Getting stamped into Malaysia, I put my stuff through X- ray. “Good to see you are awake,” I said to the Indian Malay customs officer. “I thought you were asleep for a moment.”
Yes, I said I have been here before. He didn’t’ even look at the monitor while my stuff went through the scanner. I had ten packets of Rave cigarettes in my bag.
“Well you have a lovely trip,” he says.
A middle aged Indian dressed in a long white shirt hobbles past my room. He’s doing his daily walk along the corridor. He has two artificial legs. “I need the exercise.”
I thought he was wearing socks. “No, they are artificial legs.” It was a result of an accident. He’s now a fortune teller and does consultations in his room. “What is your birthday date.”
Not today I tell him. “I can read past present and future.” All I know is I need more vegetable in my diet. “Yes your stools are bloody. It could be piles or something worse.”

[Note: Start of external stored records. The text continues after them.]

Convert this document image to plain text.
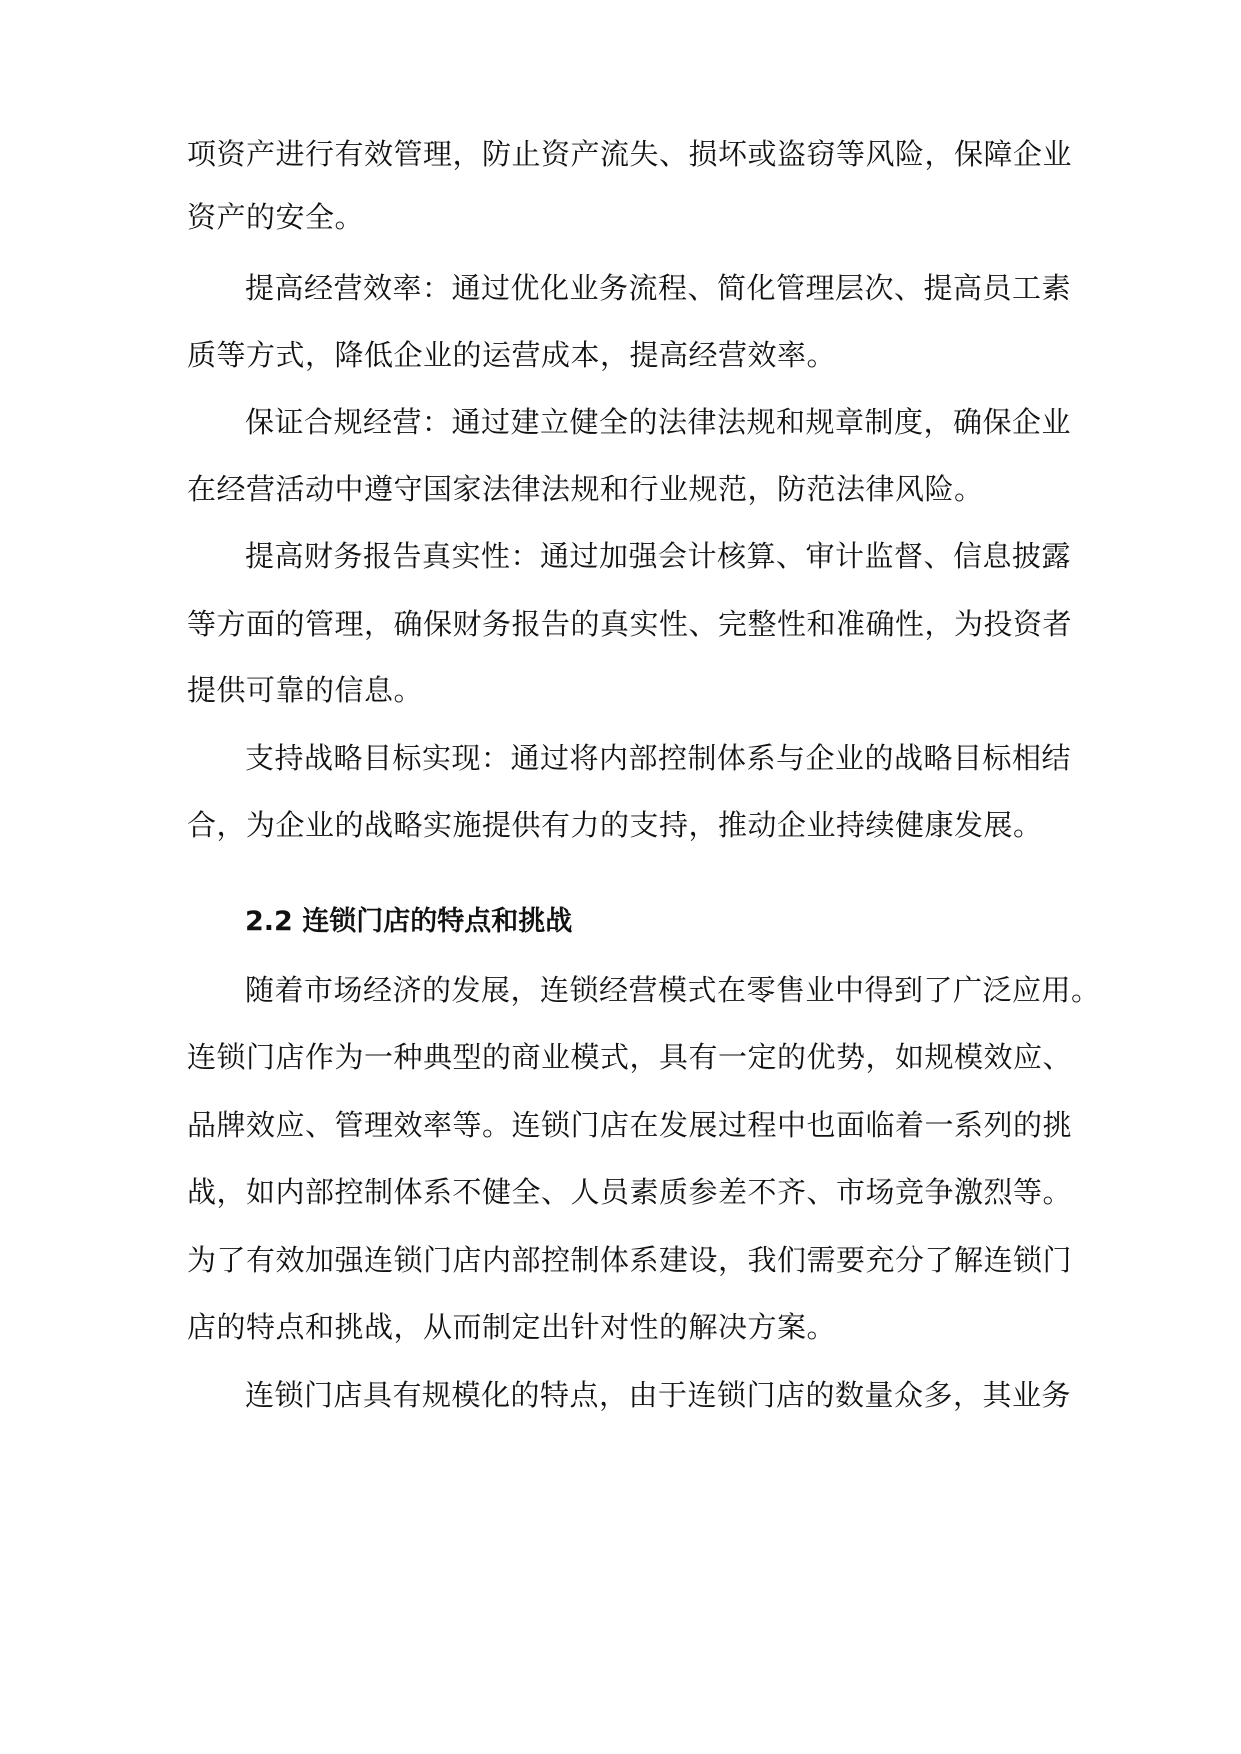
项资产进行有效管理，防止资产流失、损坏或盗窃等风险，保障企业
资产的安全。
提高经营效率：通过优化业务流程、简化管理层次、提高员工素
质等方式，降低企业的运营成本，提高经营效率。
保证合规经营：通过建立健全的法律法规和规章制度，确保企业
在经营活动中遵守国家法律法规和行业规范，防范法律风险。
提高财务报告真实性：通过加强会计核算、审计监督、信息披露
等方面的管理，确保财务报告的真实性、完整性和准确性，为投资者
提供可靠的信息。
支持战略目标实现：通过将内部控制体系与企业的战略目标相结
合，为企业的战略实施提供有力的支持，推动企业持续健康发展。
2.2 连锁门店的特点和挑战
随着市场经济的发展，连锁经营模式在零售业中得到了广泛应用。
连锁门店作为一种典型的商业模式，具有一定的优势，如规模效应、
品牌效应、管理效率等。连锁门店在发展过程中也面临着一系列的挑
战，如内部控制体系不健全、人员素质参差不齐、市场竞争激烈等。
为了有效加强连锁门店内部控制体系建设，我们需要充分了解连锁门
店的特点和挑战，从而制定出针对性的解决方案。
连锁门店具有规模化的特点，由于连锁门店的数量众多，其业务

He said it was likely the McDonalds I had last night. He says I’m stressed. “I can see you were ripped off in Batam.” He said it served me right for mixing with the whores. I protested I didn’t. “Well then you were really screwed over. But whatever you have lost you will gain ten fold.” I told him I’ve only sold ten travel books ever. “Don’t give up your day job, ” said the fortune teller who hobbled back to his room to meet his client. That was the best free advice I’ve had in a long while.
The day manager at the Indian cafe hasn’t changed. I had boycotted his place for two weeks because he threatened to charge me for using the power socket. He tried again. I’m not paying. I said call the police, but I’m not paying the 2 Ringgit surcharge. He gave in. “But next time you pay.” There won’t be a next time.
I just don’t understand where he’s coming from. “But if you called police,” said a Singaporean. “He would have big trouble. You need to have a license to charge people to use sockets.”
Then the One Ringgit Man arrives. “Don’t give him money,” said the Singaporean. “He only uses the money to buy beer.”
It’s cooled down in Johor.It’s raining and it doesn’t feel like the tropics. After a month in Indonesia island hopping between Batam and Bintan, it’s good to be back.